Around here I started to wonder exactly what it was I wanted Pandit to do. They are obviously committed to making sounds of a very specific kind, but, what do I really want to hear from them? Crashing live percussion and incendiary guitar breaks? Swathes of feedback and mono tambourines? How about something less in the reverb and phasing department and more coherent verse and chorus structures? That would of course take Pandit away from their own defined mission statement (I won’t hazard as to exactly what that involves). Continuing to listen, “Scotch” just sounds a bit lazy, an archaic keyboard drum sound and yet more ethereal instrumentation, and it seems Pandit themselves must’ve begun to feel that something was lacking in the overall inspiration department. So, “Kodiak” is probably the strongest track of the ten here, a picked guitar, a romantic lyric, and vibes kept mostly in the background. This leads into the final and longest track “European Dance Theatre” which, while it fully reveals Pandit’s actually experimental side, probably isn’t a very easy 10 minutes to accompany with movement, even that of the expressively improvisatory kind.

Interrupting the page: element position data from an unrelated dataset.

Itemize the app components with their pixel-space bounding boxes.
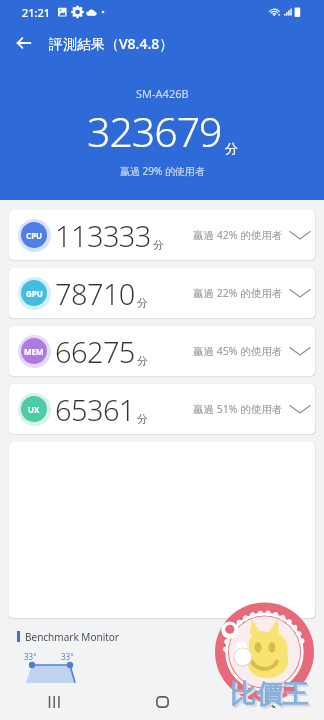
staticText: 贏過 29% 的使用者 (120, 164, 205, 178)
staticText: 贏過 42% 的使用者 (193, 228, 283, 242)
button[interactable]: MEM (9, 326, 315, 376)
staticText: 113333 (55, 216, 151, 255)
staticText: 分 (137, 354, 148, 368)
button[interactable]: Home (108, 683, 216, 720)
staticText: 贏過 22% 的使用者 (193, 286, 283, 300)
staticText: 贏過 45% 的使用者 (193, 344, 283, 358)
staticText: 贏過 51% 的使用者 (193, 402, 283, 416)
staticText: 比價王 (230, 678, 308, 711)
button[interactable]: Back (216, 683, 324, 720)
staticText: 分 (153, 238, 164, 252)
button[interactable]: GPU (9, 268, 315, 318)
staticText: 323679 (87, 103, 222, 159)
button[interactable]: UX (9, 384, 315, 434)
staticText: CPU (26, 230, 43, 241)
staticText: SM-A426B (136, 86, 189, 101)
button[interactable]: CPU (9, 210, 315, 260)
staticText: 78710 (55, 274, 135, 313)
staticText: UX (28, 404, 40, 415)
staticText: 分 (137, 412, 148, 426)
staticText: GPU (26, 288, 43, 299)
button[interactable]: Back (0, 21, 46, 65)
staticText: MEM (24, 346, 44, 357)
staticText: 65361 (55, 390, 135, 429)
staticText: 分 (137, 296, 148, 310)
staticText: 分 (225, 140, 238, 156)
staticText: 33° (61, 651, 74, 662)
staticText: 21:21 (22, 5, 51, 20)
staticText: Benchmark Monitor (25, 630, 119, 642)
staticText: 比價王 (232, 680, 310, 713)
staticText: 評測結果（V8.4.8） (49, 34, 174, 53)
staticText: 66275 (55, 332, 135, 371)
button[interactable]: Recent apps (0, 683, 108, 720)
staticText: 33° (24, 651, 37, 662)
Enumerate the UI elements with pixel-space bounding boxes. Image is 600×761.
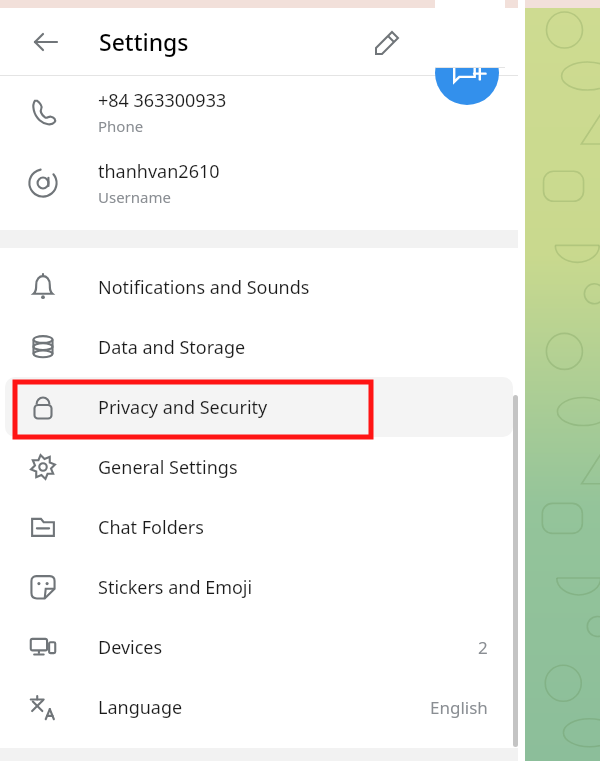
button[interactable]: General Settings bbox=[5, 437, 513, 497]
staticText: Stickers and Emoji bbox=[98, 575, 253, 600]
button[interactable]: Language bbox=[5, 677, 513, 737]
button[interactable]: Edit bbox=[366, 20, 410, 64]
button[interactable]: Stickers and Emoji bbox=[5, 557, 513, 617]
staticText: thanhvan2610 bbox=[98, 159, 220, 184]
button[interactable]: Privacy and Security bbox=[5, 377, 513, 437]
staticText: Username bbox=[98, 187, 171, 207]
button[interactable]: Devices bbox=[5, 617, 513, 677]
staticText: English bbox=[430, 696, 488, 719]
staticText: Phone bbox=[98, 116, 144, 136]
staticText: Data and Storage bbox=[98, 335, 246, 360]
button[interactable]: Data and Storage bbox=[5, 317, 513, 377]
button[interactable]: Back bbox=[24, 20, 68, 64]
button[interactable]: Notifications and Sounds bbox=[5, 257, 513, 317]
staticText: Privacy and Security bbox=[98, 395, 268, 420]
staticText: Chat Folders bbox=[98, 515, 204, 540]
staticText: Notifications and Sounds bbox=[98, 275, 310, 300]
staticText: Language bbox=[98, 695, 183, 720]
button[interactable]: Chat Folders bbox=[5, 497, 513, 557]
staticText: 2 bbox=[478, 636, 488, 659]
button[interactable]: New message bbox=[435, 41, 499, 105]
staticText: Devices bbox=[98, 635, 163, 660]
button[interactable]: +84 363300933 bbox=[0, 76, 518, 147]
staticText: +84 363300933 bbox=[98, 88, 227, 113]
staticText: Settings bbox=[99, 26, 189, 57]
button[interactable]: thanhvan2610 bbox=[0, 147, 518, 218]
staticText: General Settings bbox=[98, 455, 238, 480]
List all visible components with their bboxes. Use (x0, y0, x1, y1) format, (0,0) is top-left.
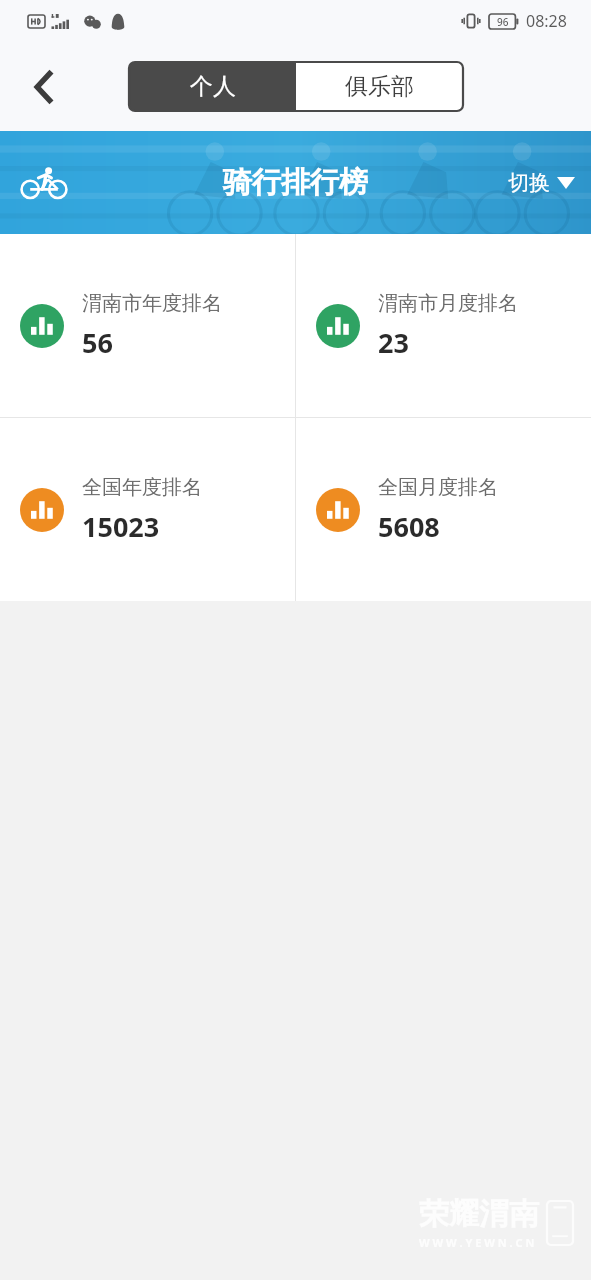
staticText: 08:28 (526, 10, 567, 32)
button[interactable]: Back (16, 59, 72, 115)
button[interactable]: 个人 (129, 62, 296, 111)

“Eternity Spin” has actually annoyed me in no small measure. It is overproduced, lacking in focus both musically and in its overall concept, and really manages to sound a bit dull, despite the obvious effort that’s gone into its construction. Saying that, I don’t doubt that the album will find its adherents, although I also speculate that those might mostly consist of Pandit themselves and their closest collaborators and associates.